Indigenous health an unfolding tragedy

Professor Ngiare BrownThe harsh tragedy at the centre of indigenous health in Australia is anchored to shortened life expectancy and a greater predisposition to chronic illness for Aboriginal and Torres Strait Islander people than the general population.

For indigenous men, life expectancy is 11.5 years less than someone of non-indigenous background. Women are barely 1.5 years better off, with indigenous women having 10 years less than their non-indigenous counterparts.

“The figures can vary,” said Professor Ngiare Brown, executive director of research at the National Aboriginal Community Controlled Health Organisation. “That’s because there are ­different methods of calculation. But it’s anywhere between 12 and 15 years and that’s an unacceptable disparity.”

Much of the disparity in life expectancy comes down to chronic disease, much of it preventable, including kidney disease, cardiovascular disease and a rise in some forms of cancer.

For younger Aboriginal and Torres Strait Islander people, there’s also a high preponderance of self harm, ­suicide and injuries.

“With adolescents and young people, it’s hard for them to develop a social identity, so the levels of suicide and substance abuse are very high. Dealing with that in a social and medical context is very hard,” Professor Brown said.

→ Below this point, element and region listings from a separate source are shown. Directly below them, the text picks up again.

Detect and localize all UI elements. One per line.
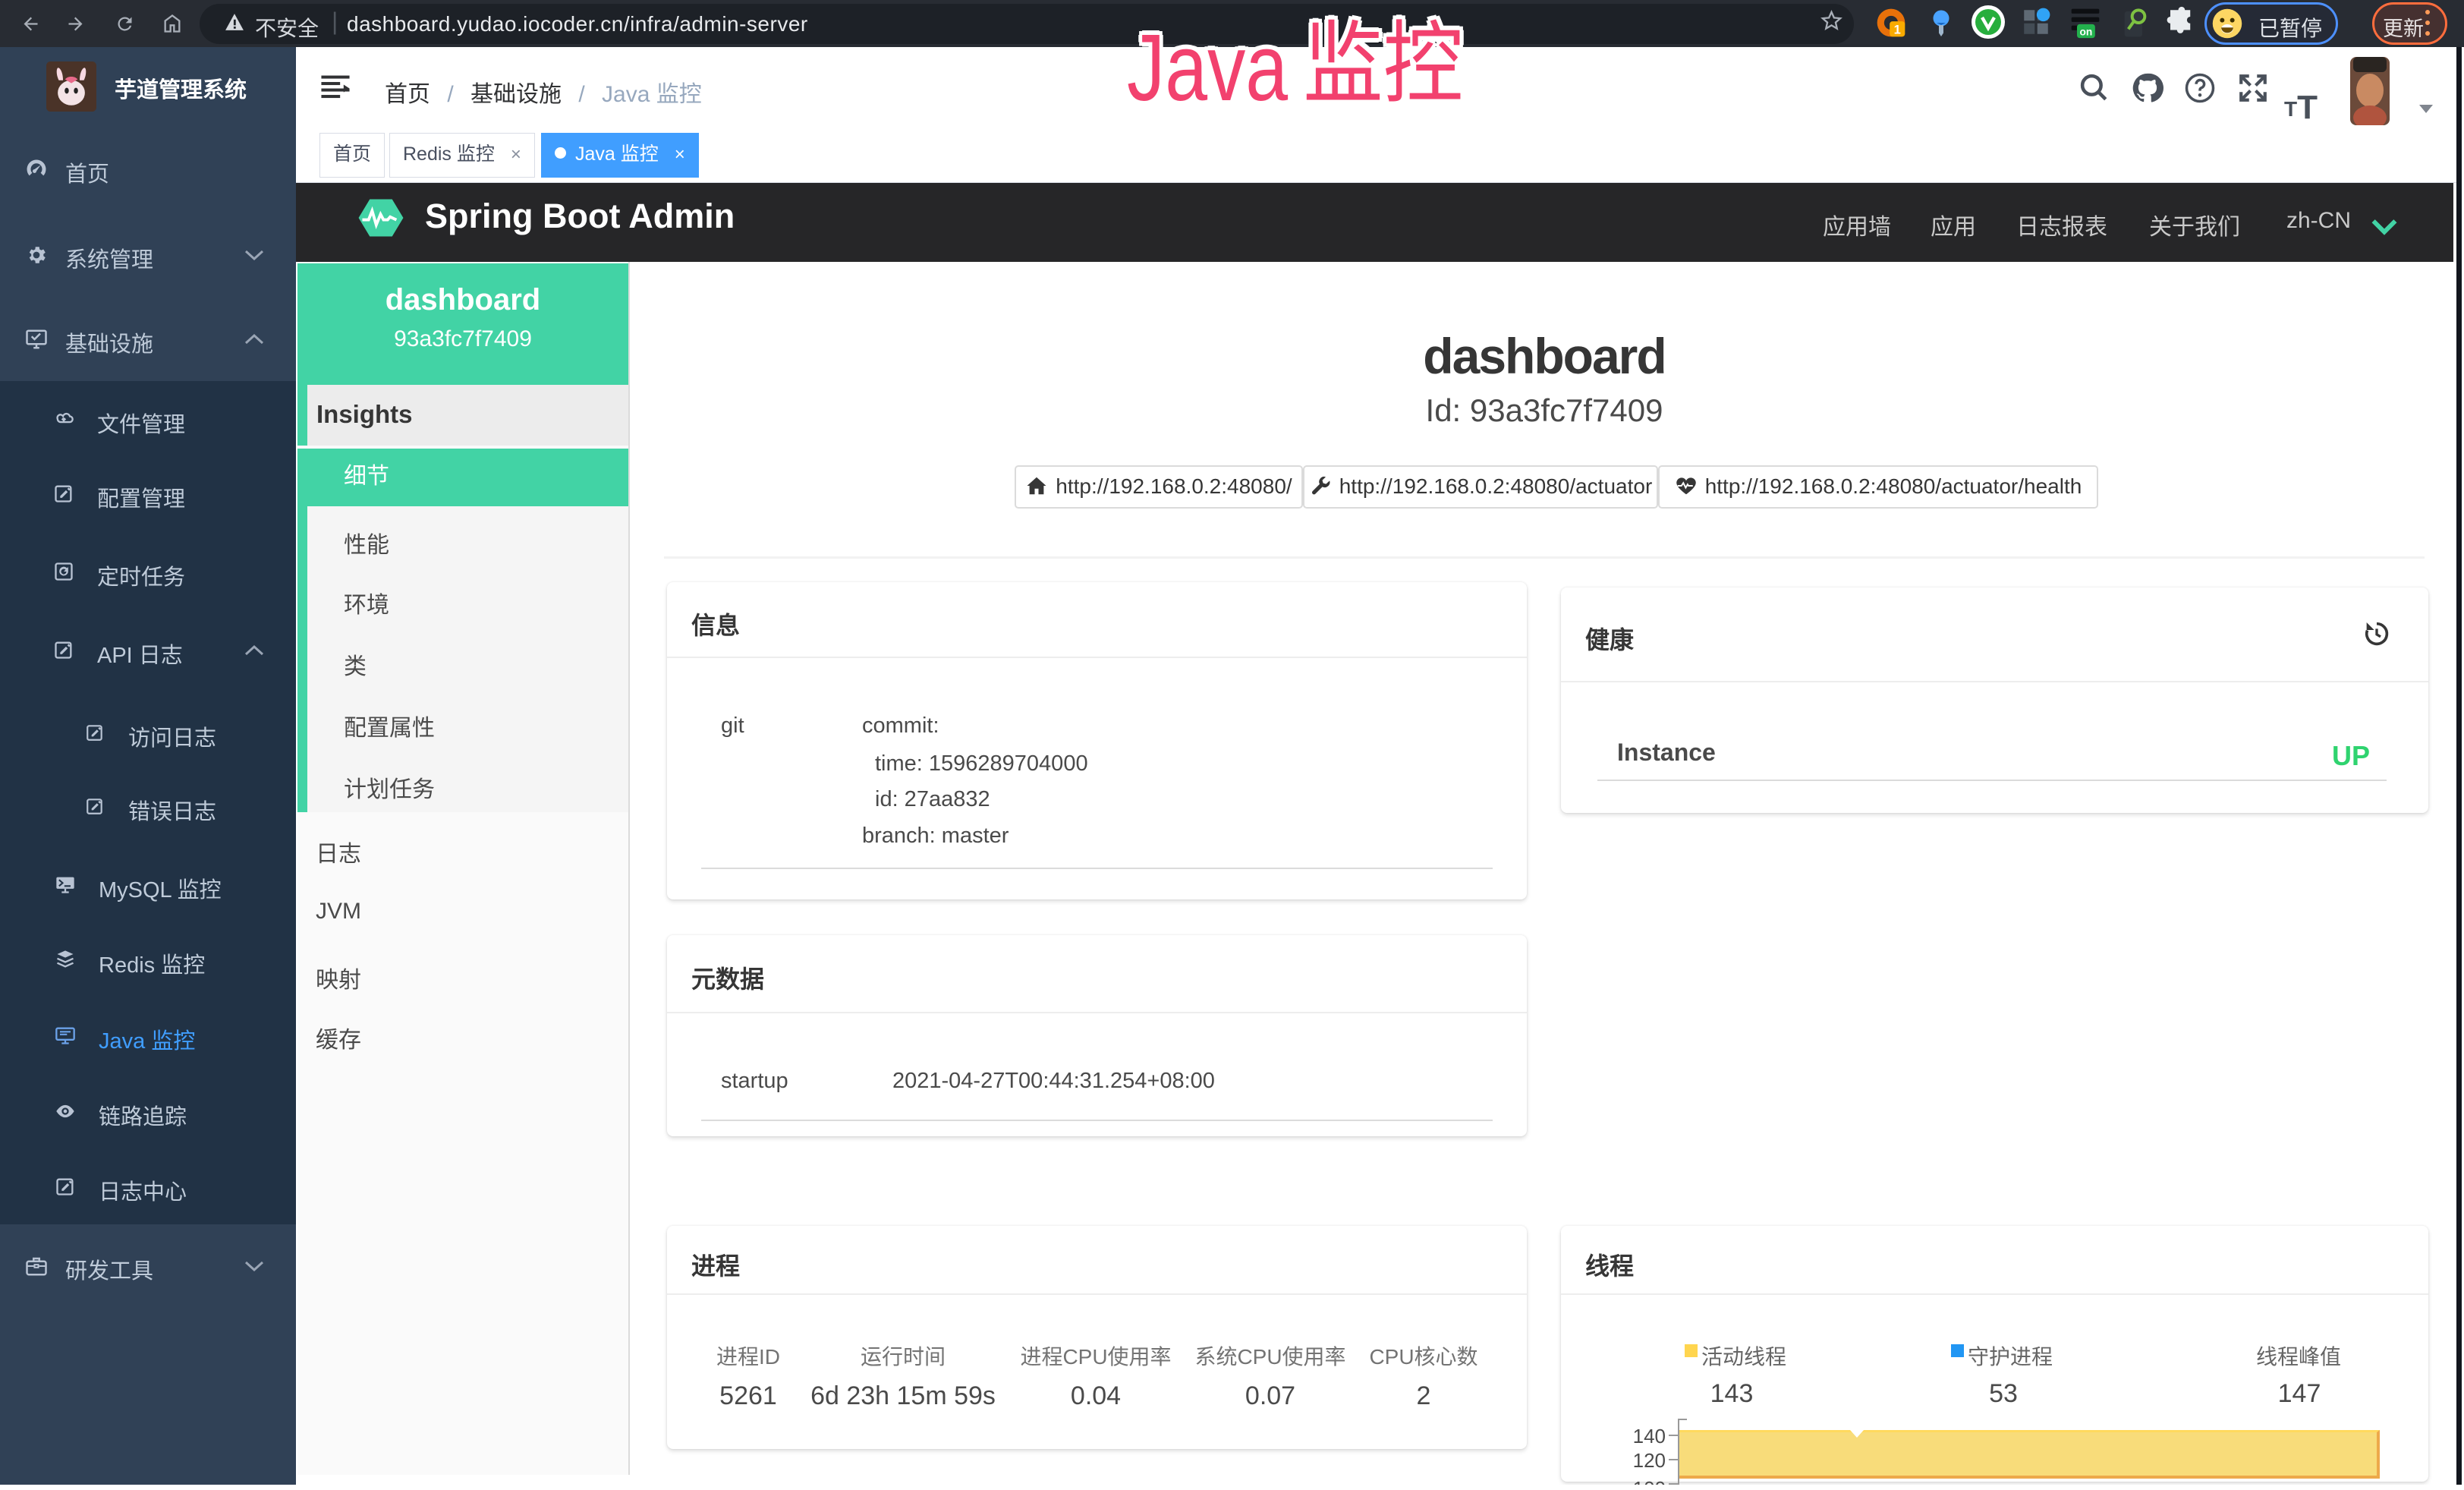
svg-text:1: 1 xyxy=(1894,24,1901,37)
svg-text:on: on xyxy=(2080,27,2093,38)
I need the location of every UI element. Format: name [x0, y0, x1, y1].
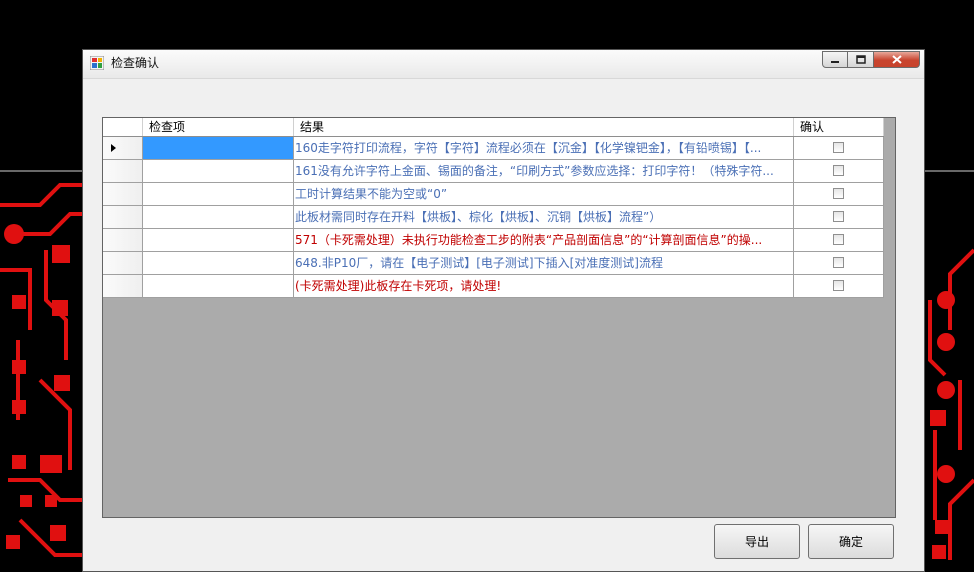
table-row[interactable]: 此板材需同时存在开料【烘板】、棕化【烘板】、沉铜【烘板】流程”） [103, 206, 884, 229]
confirm-cell [794, 206, 884, 229]
minimize-icon [831, 60, 839, 63]
minimize-button[interactable] [822, 51, 848, 68]
row-header[interactable] [103, 229, 143, 252]
item-cell[interactable] [143, 183, 294, 206]
result-cell[interactable]: 161没有允许字符上金面、锡面的备注，“印刷方式”参数应选择：打印字符！（特殊字… [294, 160, 794, 183]
item-cell[interactable] [143, 252, 294, 275]
check-results-grid[interactable]: 检查项 结果 确认 160走字符打印流程，字符【字符】流程必须在【沉金】【化学镍… [102, 117, 896, 518]
confirm-cell [794, 275, 884, 298]
confirm-checkbox[interactable] [833, 142, 844, 153]
maximize-icon [855, 55, 866, 64]
item-cell[interactable] [143, 275, 294, 298]
confirm-cell [794, 252, 884, 275]
table-row[interactable]: (卡死需处理)此板存在卡死项，请处理! [103, 275, 884, 298]
result-cell[interactable]: 648.非P10厂，请在【电子测试】[电子测试]下插入[对准度测试]流程 [294, 252, 794, 275]
item-cell[interactable] [143, 206, 294, 229]
result-cell[interactable]: (卡死需处理)此板存在卡死项，请处理! [294, 275, 794, 298]
confirm-checkbox[interactable] [833, 188, 844, 199]
column-header-item[interactable]: 检查项 [143, 118, 294, 136]
table-row[interactable]: 571（卡死需处理）未执行功能检查工步的附表“产品剖面信息”的“计算剖面信息”的… [103, 229, 884, 252]
window-title: 检查确认 [111, 56, 160, 70]
column-header-confirm[interactable]: 确认 [794, 118, 884, 136]
confirm-checkbox[interactable] [833, 165, 844, 176]
check-confirm-dialog: 检查确认 检查项 结果 确认 160走字符打印流程，字符【字符】流程必须在【沉金… [82, 49, 925, 572]
item-cell[interactable] [143, 137, 294, 160]
result-cell[interactable]: 571（卡死需处理）未执行功能检查工步的附表“产品剖面信息”的“计算剖面信息”的… [294, 229, 794, 252]
result-cell[interactable]: 工时计算结果不能为空或“0” [294, 183, 794, 206]
confirm-checkbox[interactable] [833, 257, 844, 268]
confirm-cell [794, 137, 884, 160]
table-row[interactable]: 160走字符打印流程，字符【字符】流程必须在【沉金】【化学镍钯金】，【有铅喷锡】… [103, 137, 884, 160]
title-bar[interactable]: 检查确认 [83, 50, 924, 79]
row-header[interactable] [103, 183, 143, 206]
ok-button[interactable]: 确定 [808, 524, 894, 559]
confirm-cell [794, 229, 884, 252]
row-header[interactable] [103, 206, 143, 229]
item-cell[interactable] [143, 229, 294, 252]
table-row[interactable]: 648.非P10厂，请在【电子测试】[电子测试]下插入[对准度测试]流程 [103, 252, 884, 275]
row-header[interactable] [103, 160, 143, 183]
confirm-cell [794, 160, 884, 183]
maximize-button[interactable] [848, 51, 874, 68]
window-controls [822, 51, 920, 69]
row-header[interactable] [103, 252, 143, 275]
result-cell[interactable]: 160走字符打印流程，字符【字符】流程必须在【沉金】【化学镍钯金】，【有铅喷锡】… [294, 137, 794, 160]
table-row[interactable]: 工时计算结果不能为空或“0” [103, 183, 884, 206]
close-icon [891, 55, 902, 64]
grid-header: 检查项 结果 确认 [103, 118, 884, 137]
export-button[interactable]: 导出 [714, 524, 800, 559]
confirm-checkbox[interactable] [833, 234, 844, 245]
confirm-checkbox[interactable] [833, 211, 844, 222]
current-row-arrow-icon [111, 144, 116, 152]
app-icon [90, 56, 104, 70]
row-header[interactable] [103, 275, 143, 298]
column-header-result[interactable]: 结果 [294, 118, 794, 136]
row-header-corner [103, 118, 143, 136]
table-row[interactable]: 161没有允许字符上金面、锡面的备注，“印刷方式”参数应选择：打印字符！（特殊字… [103, 160, 884, 183]
confirm-cell [794, 183, 884, 206]
result-cell[interactable]: 此板材需同时存在开料【烘板】、棕化【烘板】、沉铜【烘板】流程”） [294, 206, 794, 229]
confirm-checkbox[interactable] [833, 280, 844, 291]
close-button[interactable] [874, 51, 920, 68]
row-header[interactable] [103, 137, 143, 160]
item-cell[interactable] [143, 160, 294, 183]
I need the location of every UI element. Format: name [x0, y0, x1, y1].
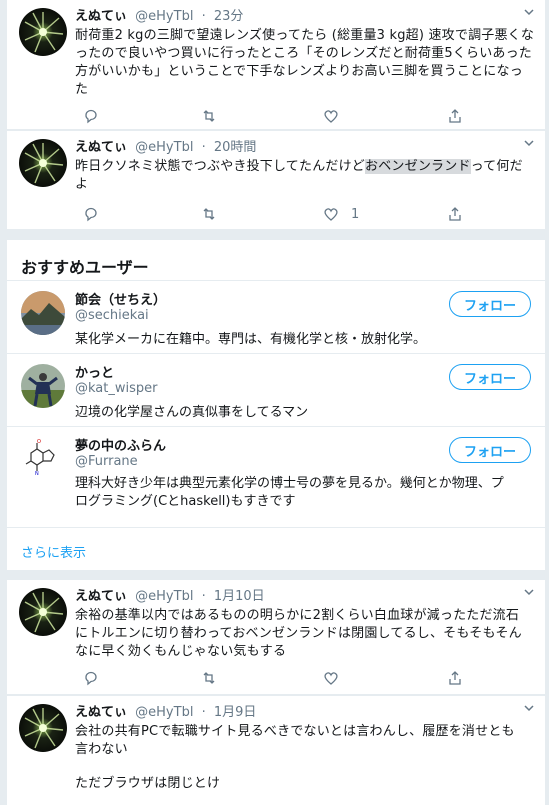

So if much of the difference in life expectancy comes down to preventable disease, why isn’t more being done about it? According to Joshua Creamer, a barrister and president of the Indigenous Lawyer’s Association Queensland, who has been active in indigenous health, much of the problem comes down to a lack of access to services.

Access to services

“There are many factors,” he said. “But it generally comes down to access to healthcare and health services. People are living in remote communities and there simply isn’t the same level of service that there is for people living in larger population centres.”

Professor Brown concurs. “There are real problems associated with access to health services and the prevention of disease and maintenance of good health,” she said.

There are also intergenerational factors at work, Professor Brown noted. “There is the exposure of parents and grandparents and this continues down through the generations,” she said.

“Mental health, social and emotional and cultural wellbeing are also issues,” she continued. “There are the usual pressures of family and community education and employment. Layer that with complexities [in terms of] ­exposure to policies, extermination, identity and cultural responsibility and indigenous health becomes a very hard area to deal with.”

Professor Brown and Mr Creamer were concerned about the effect of the recent budget on Aboriginal and Torres Strait Islander populations.

Professor Brown said a completely free system is becoming unsustainable. “It was meant to be a safety net, but ­people have become accustomed to completely free care,” she said.

Yet on the other hand, she noted, people who can already afford private care will use it in any case. The impact of introducing co-payments and increasing the pension age to 70, will be on ­people and populations that cannot already afford private primary care.

Budget harm

“It’s going to be a mess,” she stated. “The impact will be more on the people who cannot afford it. There needs to be detailed and careful consideration of intended and unintended consequences of fee for services [if the changes] are going to be a success and not hurt people who cannot already afford healthcare.”

In terms of the budget measures, Brown continued, the impact on indigenous people is twofold. “We are the most disadvantaged population in Australia and secondly, we have the highest burden of morbidity and mortality. Our services rely on MBS and medicare rebates to provide affordable services.

“If you reduce Medicare rebate and charge a fee, for people with multiple visits, chronic disease, children with special needs, the families will not be able to afford it.”

On a positive note, Mr Creamer said under the budget funding for Aboriginal Community Controlled Healthcare will continue and that type of healthcare remains a bright spot when it comes to dealing with the healthcare issues of Aboriginal and Torres Strait Islander people.

Professor Brown said she remains an optimist, despite the harrowing life expectancy and disease statistics. “If it was that bad, I would not continue doing what I do. I remain an optimist because community health centres are locally led responses to local priorities. In the end, however, what we need is collaboration, between policymakers and government to address indigenous health in a more integrated manner.”